Critical Questions to Ask Before Adoption
Before investing in any new technology for AI, stakeholders must come together to determine the top goals and restrictions they envision to manage risk. Here are some questions to consider:
- Which departments and/or use cases will deliver quick wins for learning opportunities with the lowest risk?
- What are the top long-term goals and expected outcomes from using AI, especially for using corporate data with AI?
- How do they want users to be able to interact with AI systems? Will there be specific AI tools authorized for use, or can users decide?
- What internal policies will be required for AI use, and how will they be enforced? For instance, an organization may want to dictate which AI tools can be used at work and/or the types of data that can be fed into systems.

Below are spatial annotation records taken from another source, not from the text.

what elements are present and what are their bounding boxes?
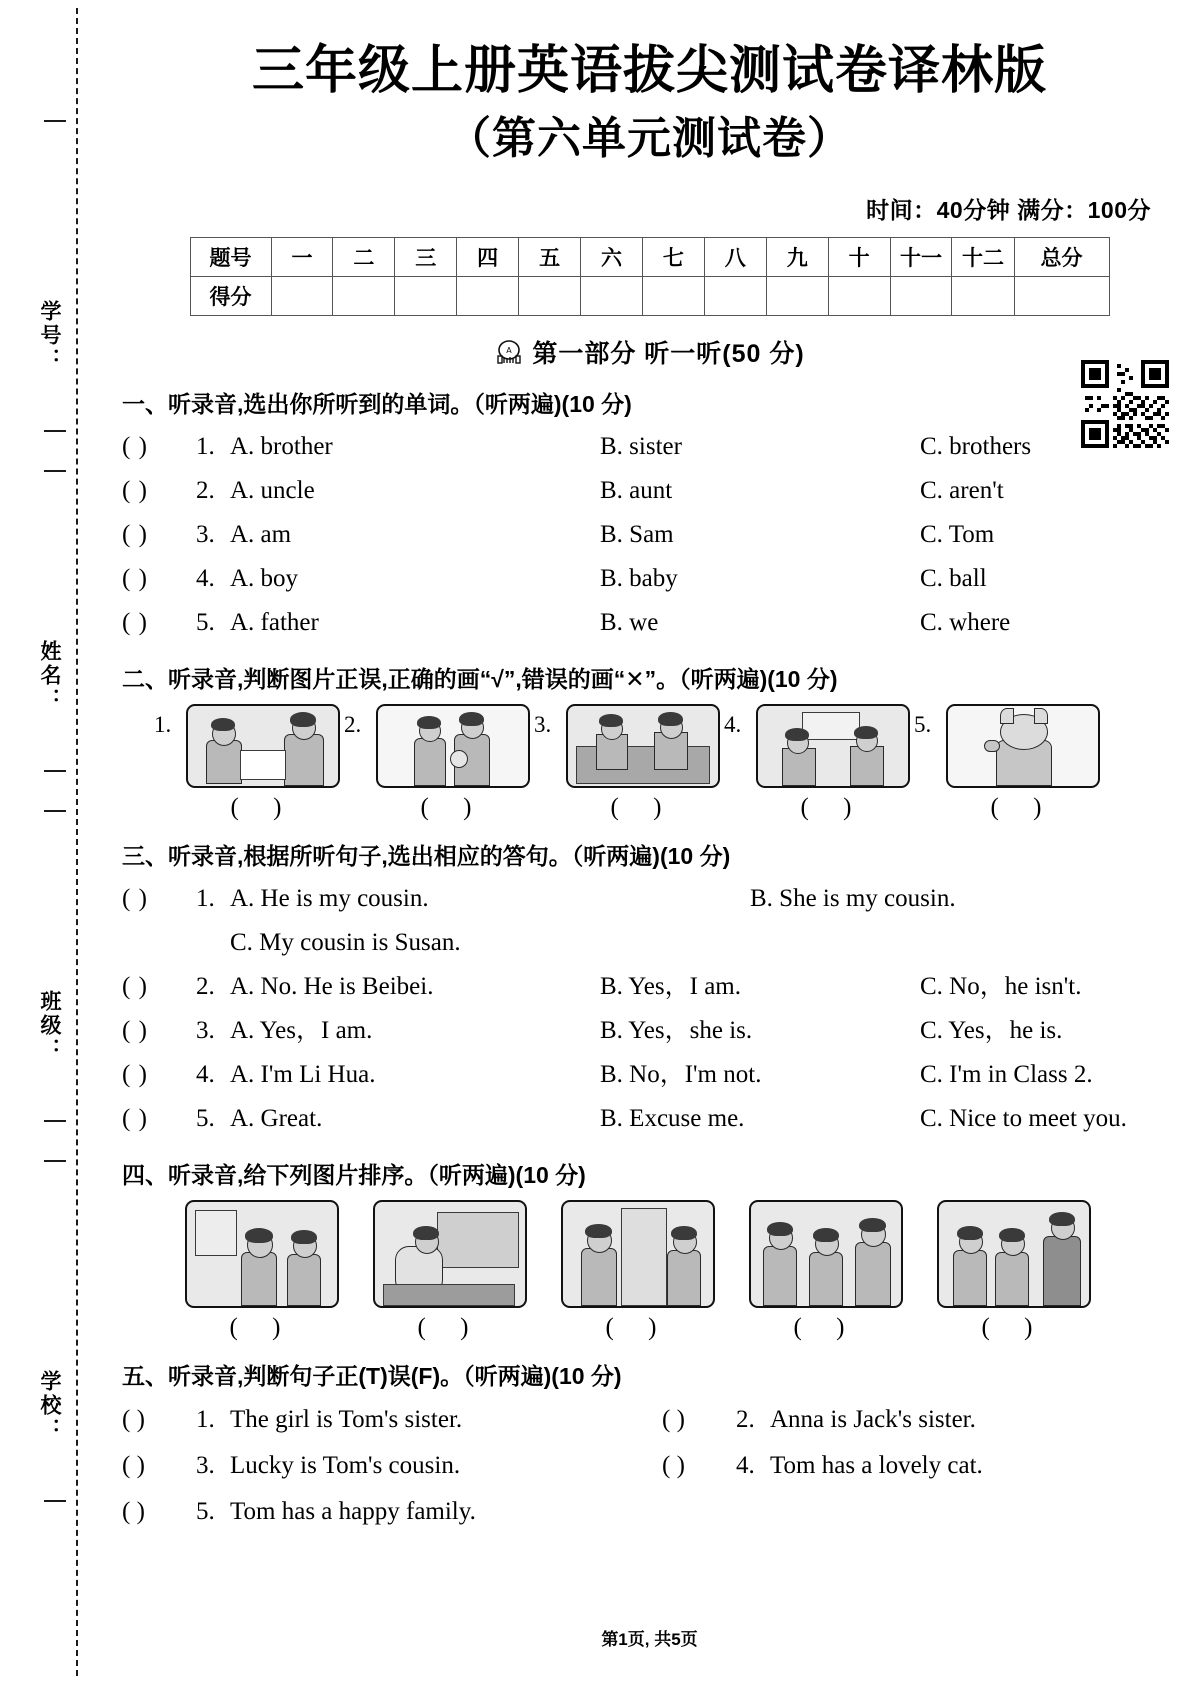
q5-row-1 bbox=[122, 1397, 1191, 1443]
score-blank-12[interactable] bbox=[952, 277, 1014, 316]
answer-blank[interactable]: ( ) bbox=[122, 565, 148, 593]
answer-blank[interactable]: ( ) bbox=[122, 609, 148, 637]
picture-boy-at-window bbox=[185, 1200, 339, 1308]
item-number: 1. bbox=[196, 1406, 215, 1434]
option-c[interactable]: C. Yes，he is. bbox=[920, 1017, 1063, 1045]
q1-item-3 bbox=[122, 513, 1191, 557]
item-number: 1. bbox=[196, 885, 215, 913]
q3-item-4 bbox=[122, 1053, 1191, 1097]
page-footer: 第1页, 共5页 bbox=[601, 1630, 698, 1649]
margin-label-name: 姓名： bbox=[38, 640, 61, 712]
picture-number: 5. bbox=[914, 712, 932, 738]
score-col-5: 五 bbox=[519, 238, 581, 277]
option-b[interactable]: B. we bbox=[600, 609, 659, 637]
option-b[interactable]: B. sister bbox=[600, 433, 682, 461]
q1-item-4 bbox=[122, 557, 1191, 601]
score-col-2: 二 bbox=[333, 238, 395, 277]
option-a[interactable]: A. boy bbox=[230, 565, 299, 593]
option-c[interactable]: C. aren't bbox=[920, 477, 1004, 505]
option-b[interactable]: B. baby bbox=[600, 565, 678, 593]
answer-blank[interactable]: ( ) bbox=[122, 1406, 145, 1434]
q2-picture-5 bbox=[914, 704, 1118, 822]
picture-cartoon-cat bbox=[946, 704, 1100, 788]
score-col-10: 十 bbox=[828, 238, 890, 277]
score-table-header-label: 题号 bbox=[190, 238, 271, 277]
statement-text: The girl is Tom's sister. bbox=[230, 1406, 463, 1434]
answer-blank[interactable]: ( ) bbox=[122, 477, 148, 505]
q3-item-1-option-c[interactable]: C. My cousin is Susan. bbox=[230, 929, 461, 957]
item-number: 3. bbox=[196, 521, 215, 549]
score-col-7: 七 bbox=[642, 238, 704, 277]
q3-item-1 bbox=[122, 877, 1191, 921]
answer-blank[interactable]: ( ) bbox=[230, 794, 296, 822]
option-b[interactable]: B. She is my cousin. bbox=[750, 885, 956, 913]
seal-tick bbox=[44, 120, 66, 122]
seal-tick bbox=[44, 1120, 66, 1122]
score-blank-2[interactable] bbox=[333, 277, 395, 316]
answer-blank[interactable]: ( ) bbox=[990, 794, 1056, 822]
q1-item-2 bbox=[122, 469, 1191, 513]
answer-blank[interactable]: ( ) bbox=[122, 1105, 148, 1133]
score-blank-7[interactable] bbox=[642, 277, 704, 316]
picture-number: 4. bbox=[724, 712, 742, 738]
margin-label-student-id: 学号： bbox=[38, 300, 61, 372]
option-a[interactable]: A. He is my cousin. bbox=[230, 885, 429, 913]
q1-item-1 bbox=[122, 425, 1191, 469]
part-one-header bbox=[108, 334, 1191, 370]
option-a[interactable]: A. father bbox=[230, 609, 319, 637]
statement-text: Lucky is Tom's cousin. bbox=[230, 1452, 461, 1480]
q5-item-3 bbox=[122, 1443, 662, 1489]
answer-blank[interactable]: ( ) bbox=[229, 1314, 295, 1342]
seal-tick bbox=[44, 810, 66, 812]
item-number: 4. bbox=[736, 1452, 755, 1480]
item-number: 2. bbox=[736, 1406, 755, 1434]
option-c[interactable]: C. No，he isn't. bbox=[920, 973, 1082, 1001]
item-number: 3. bbox=[196, 1452, 215, 1480]
qr-code[interactable] bbox=[1081, 360, 1169, 448]
option-b[interactable]: B. aunt bbox=[600, 477, 673, 505]
score-blank-total[interactable] bbox=[1014, 277, 1109, 316]
seal-tick bbox=[44, 1160, 66, 1162]
answer-blank[interactable]: ( ) bbox=[122, 973, 148, 1001]
score-blank-3[interactable] bbox=[395, 277, 457, 316]
picture-mother-and-baby bbox=[376, 704, 530, 788]
score-col-1: 一 bbox=[271, 238, 333, 277]
svg-text:A: A bbox=[506, 346, 513, 356]
q5-row-2 bbox=[122, 1443, 1191, 1489]
statement-text: Tom has a lovely cat. bbox=[770, 1452, 983, 1480]
answer-blank[interactable]: ( ) bbox=[420, 794, 486, 822]
answer-blank[interactable]: ( ) bbox=[122, 1452, 145, 1480]
option-b[interactable]: B. Sam bbox=[600, 521, 674, 549]
item-number: 2. bbox=[196, 477, 215, 505]
option-b[interactable]: B. Excuse me. bbox=[600, 1105, 745, 1133]
score-blank-5[interactable] bbox=[519, 277, 581, 316]
answer-blank[interactable]: ( ) bbox=[122, 1017, 148, 1045]
option-a[interactable]: A. uncle bbox=[230, 477, 315, 505]
item-number: 2. bbox=[196, 973, 215, 1001]
answer-blank[interactable]: ( ) bbox=[610, 794, 676, 822]
question-1-heading: 一、听录音,选出你所听到的单词。（听两遍)(10 分) bbox=[122, 391, 632, 418]
score-blank-10[interactable] bbox=[828, 277, 890, 316]
statement-text: Anna is Jack's sister. bbox=[770, 1406, 976, 1434]
statement-text: Tom has a happy family. bbox=[230, 1498, 476, 1526]
answer-blank[interactable]: ( ) bbox=[122, 433, 148, 461]
seal-tick bbox=[44, 1500, 66, 1502]
score-blank-8[interactable] bbox=[704, 277, 766, 316]
score-col-4: 四 bbox=[457, 238, 519, 277]
score-col-8: 八 bbox=[704, 238, 766, 277]
answer-blank[interactable]: ( ) bbox=[662, 1452, 685, 1480]
item-number: 5. bbox=[196, 1105, 215, 1133]
score-col-11: 十一 bbox=[890, 238, 952, 277]
q4-picture-5 bbox=[920, 1200, 1108, 1342]
question-4-heading: 四、听录音,给下列图片排序。（听两遍)(10 分) bbox=[122, 1162, 586, 1189]
option-c[interactable]: C. Nice to meet you. bbox=[920, 1105, 1127, 1133]
score-blank-9[interactable] bbox=[766, 277, 828, 316]
exam-meta: 时间：40分钟 满分：100分 bbox=[866, 197, 1151, 224]
option-a[interactable]: A. Great. bbox=[230, 1105, 323, 1133]
picture-girl-kneeling-stairs bbox=[373, 1200, 527, 1308]
page-title: 三年级上册英语拔尖测试卷译林版 bbox=[251, 42, 1047, 100]
q4-picture-1 bbox=[168, 1200, 356, 1342]
option-c[interactable]: C. I'm in Class 2. bbox=[920, 1061, 1093, 1089]
q4-picture-2 bbox=[356, 1200, 544, 1342]
picture-children-with-photo bbox=[756, 704, 910, 788]
option-b[interactable]: B. Yes，she is. bbox=[600, 1017, 753, 1045]
q2-picture-4 bbox=[724, 704, 928, 822]
picture-family-reading bbox=[186, 704, 340, 788]
answer-blank[interactable]: ( ) bbox=[605, 1314, 671, 1342]
audio-icon bbox=[494, 339, 524, 365]
q5-row-3 bbox=[122, 1489, 1191, 1535]
part-one-title: 第一部分 听一听(50 分) bbox=[532, 340, 805, 369]
option-a[interactable]: A. Yes，I am. bbox=[230, 1017, 373, 1045]
question-2-heading: 二、听录音,判断图片正误,正确的画“√”,错误的画“✕”。（听两遍)(10 分) bbox=[122, 666, 838, 693]
answer-blank[interactable]: ( ) bbox=[122, 1498, 145, 1526]
score-blank-11[interactable] bbox=[890, 277, 952, 316]
q5-item-1 bbox=[122, 1397, 662, 1443]
table-row-question-numbers bbox=[190, 238, 1109, 277]
option-c[interactable]: C. Tom bbox=[920, 521, 995, 549]
item-number: 4. bbox=[196, 565, 215, 593]
answer-blank[interactable]: ( ) bbox=[122, 885, 148, 913]
option-a[interactable]: A. brother bbox=[230, 433, 333, 461]
q1-item-5 bbox=[122, 601, 1191, 645]
q2-picture-2 bbox=[344, 704, 548, 822]
item-number: 4. bbox=[196, 1061, 215, 1089]
score-table bbox=[190, 237, 1110, 316]
q3-item-3 bbox=[122, 1009, 1191, 1053]
page-subtitle: （第六单元测试卷） bbox=[447, 113, 852, 163]
item-number: 5. bbox=[196, 609, 215, 637]
q3-item-5 bbox=[122, 1097, 1191, 1141]
q3-item-2 bbox=[122, 965, 1191, 1009]
q4-picture-4 bbox=[732, 1200, 920, 1342]
option-b[interactable]: B. No，I'm not. bbox=[600, 1061, 762, 1089]
option-b[interactable]: B. Yes，I am. bbox=[600, 973, 741, 1001]
option-a[interactable]: A. No. He is Beibei. bbox=[230, 973, 434, 1001]
answer-blank[interactable]: ( ) bbox=[800, 794, 866, 822]
answer-blank[interactable]: ( ) bbox=[793, 1314, 859, 1342]
q4-picture-3 bbox=[544, 1200, 732, 1342]
option-c[interactable]: C. brothers bbox=[920, 433, 1032, 461]
picture-number: 1. bbox=[154, 712, 172, 738]
answer-blank[interactable]: ( ) bbox=[981, 1314, 1047, 1342]
answer-blank[interactable]: ( ) bbox=[122, 1061, 148, 1089]
picture-two-kids-doorway bbox=[561, 1200, 715, 1308]
seal-tick bbox=[44, 430, 66, 432]
score-blank-4[interactable] bbox=[457, 277, 519, 316]
option-a[interactable]: A. I'm Li Hua. bbox=[230, 1061, 376, 1089]
q2-picture-row bbox=[154, 704, 1191, 822]
picture-two-kids-and-adult bbox=[937, 1200, 1091, 1308]
option-c[interactable]: C. where bbox=[920, 609, 1011, 637]
score-blank-6[interactable] bbox=[581, 277, 643, 316]
score-col-9: 九 bbox=[766, 238, 828, 277]
score-table-score-label: 得分 bbox=[190, 277, 271, 316]
item-number: 3. bbox=[196, 1017, 215, 1045]
dashed-fold-line bbox=[76, 8, 78, 1676]
seal-tick bbox=[44, 770, 66, 772]
q5-item-4 bbox=[662, 1443, 1191, 1489]
margin-label-school: 学校： bbox=[38, 1370, 61, 1442]
question-5-heading: 五、听录音,判断句子正(T)误(F)。（听两遍)(10 分) bbox=[122, 1363, 622, 1390]
q5-item-5 bbox=[122, 1489, 662, 1535]
score-col-3: 三 bbox=[395, 238, 457, 277]
exam-page bbox=[108, 0, 1191, 1684]
score-col-12: 十二 bbox=[952, 238, 1014, 277]
item-number: 5. bbox=[196, 1498, 215, 1526]
option-a[interactable]: A. am bbox=[230, 521, 292, 549]
margin-label-class: 班级： bbox=[38, 990, 61, 1062]
score-col-total: 总分 bbox=[1014, 238, 1109, 277]
question-3-heading: 三、听录音,根据所听句子,选出相应的答句。（听两遍)(10 分) bbox=[122, 843, 731, 870]
q2-picture-1 bbox=[154, 704, 358, 822]
answer-blank[interactable]: ( ) bbox=[417, 1314, 483, 1342]
picture-number: 2. bbox=[344, 712, 362, 738]
answer-blank[interactable]: ( ) bbox=[122, 521, 148, 549]
score-blank-1[interactable] bbox=[271, 277, 333, 316]
picture-family-handshake bbox=[749, 1200, 903, 1308]
table-row-scores bbox=[190, 277, 1109, 316]
item-number: 1. bbox=[196, 433, 215, 461]
score-col-6: 六 bbox=[581, 238, 643, 277]
picture-number: 3. bbox=[534, 712, 552, 738]
answer-blank[interactable]: ( ) bbox=[662, 1406, 685, 1434]
picture-parents-on-sofa bbox=[566, 704, 720, 788]
binding-margin bbox=[0, 0, 108, 1684]
seal-tick bbox=[44, 470, 66, 472]
q4-picture-row bbox=[168, 1200, 1191, 1342]
q5-item-2 bbox=[662, 1397, 1191, 1443]
q2-picture-3 bbox=[534, 704, 738, 822]
option-c[interactable]: C. ball bbox=[920, 565, 987, 593]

They may wish to restrict, for instance, meeting notes from executive board meetings, R&D sessions, or calls with top customers.
- What industry regulations must be followed when using corporate data with AI?
- How will outcomes or derivate works from AI be assessed for accuracy and legitimacy?
- How can derivate works be leveraged internally or externally?
- What AI governance and security framework will be needed, and what gaps in the security technology infrastructure will need to be filled?
- What systems can run in the cloud, and which should stay on-premises?
- How will users search, find, and feed corporate data to AI?
- How is the outcome of AI persisted?
When used correctly, AI Inferencing can help organizations gain significant competitive advantage. However, it can also create data risks, as corporate data needs to be exposed. AI inferencing needs a new data architecture because the traditional model of loading data into a data warehouse or data lake and acting on it in one place no longer works. AI Inferencing requires efficient indexing, search, curation, and mobilization of unstructured data to AI with automated auditing and tracking.